L’art. 37 al. 3 ter OACI a la teneur suivante :
« Si l’assuré a perçu un gain intermédiaire dans les limites d’un délai-cadre d’indemnisation écoulé, le gain assuré est calculé d’après celui des modes de calcul ci-après qui est le plus avantageux pour lui, des périodes de cotisations qu’il a accomplies alors qu’il touchait des indemnités réduites en vertu de l’art. 41 a al. 4, n’étant pas prises en considération :
a) la somme du revenu soumis à cotisation et des indemnités compensatoires à prendre en compte conformément à l’art. 23, al. 4 et 5, LACI est divisée par le nombre de mois civils à prendre en considération. Sont pris en considération autant de mois civils qu’il est nécessaire pour arriver à six mois (al. 1) ou à douze mois (al. 2) de cotisations.
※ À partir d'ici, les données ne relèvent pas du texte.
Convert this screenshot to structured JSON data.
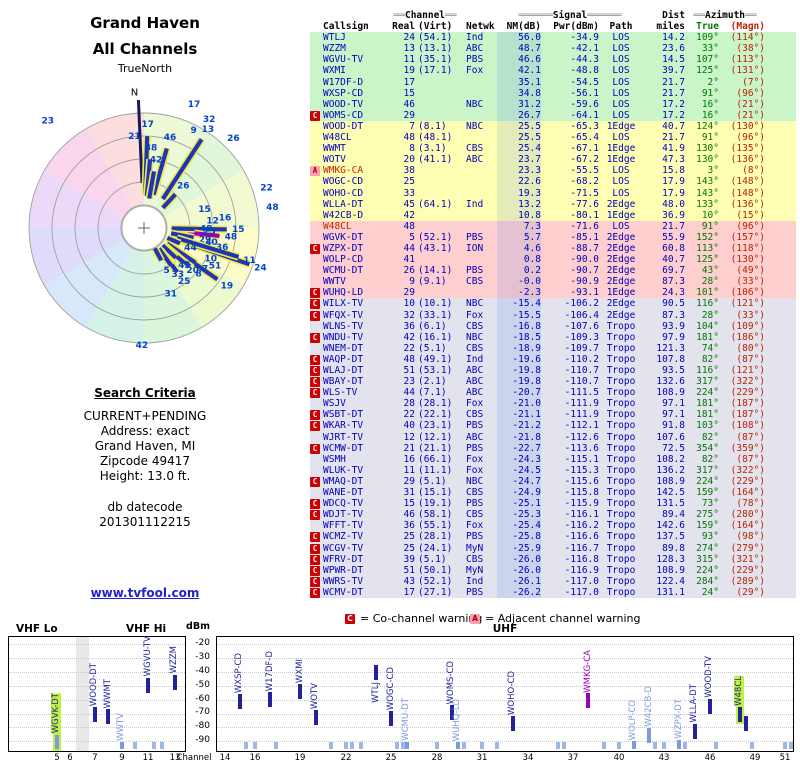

b) Le revenu soumis à cotisation est divisé par le nombre de mois de cotisation pendant lesquels l’assuré a cotisé au cours de la période de référence. »
b) On relève que les articles 23 al. 4 LACI et 37 al. 3 ter OACI visent l’hypothèse dans laquelle un gain assuré doit être calculé sur la base d’un gain intermédiaire perçu durant le délai-cadre de cotisation. Est réputé gain intermédiaire, tout gain que le chômeur retire d’une activité salariée ou indépendante durant une période de contrôle, dont le montant est inférieur à l’indemnité de chômage à laquelle il a droit (v. Seco, circulaire relative à l’indemnité de chômage – circulaire IC-n° C85). En l'espèce, les revenus perçus par le recourant pendant le délai-cadre de cotisation, soit les salaires versés par la Commune de 2******** du 1er avril 2002 au 30 novembre 2003, ne sauraient être considérés comme des gains intermédiaire puisqu'ils étaient supérieur à l’indemnité de chômage à laquelle il avait droit. On relève d’ailleurs que son chômage n’a plus été contrôlé à partir du mois d’avril 2002.
Vu ce qui précède, les articles 23 al. 4 LACI et 37 al. 3 ter OACI ne sauraient trouver application dans le cas d'espèce.
4. Il résulte de ce qui précède le recours doit être rejeté et la décision attaquée confirmée. Vu le sort du recours, il n’y a pas lieu d’allouer de dépens. En outre, en application de l’art. 61 al. 1 lit. a de la loi fédérale du 6 octobre 2000 sur la partie générale du droit des assurances sociales (LPJA), il convient de laisser les frais à la charge de l’Etat.
Par ces motifs
le Tribunal administratif
arrête:
I. Le recours est rejeté.
II. Les décisions de la Caisse cantonale de chômage du 30 mars 2004 et 29 octobre 2004 sont confirmées.
III. Le présent arrêt est rendu sans frais ni dépens.
Lausanne, le 11 mars 2005
Le
président:
Le présent arrêt est communiqué aux destinataires de l'avis d'envoi ci-joint.
La présente décision peut faire l'objet, dans les trente jours suivant sa communication, d'un recours au Tribunal fédéral des assurances, Schweizerhofquai 6, 6004 Lucerne. Le recours s'exerce par acte écrit, déposé en trois exemplaires, indiquant :
a) quelle décision le recourant désire obtenir en lieu et place de la présente décision;
b) pour quels motifs le recourant s'estime en droit d'obtenir cette autre décision;
c) quels moyens de preuve le recourant invoque à l'appui de ses motifs.
La présente décision et l'enveloppe dans laquelle elle a été expédiée, ainsi que les pièces invoquées comme moyens de preuve, lorsqu'elles se trouvent en mains du recourant, seront jointes au recours.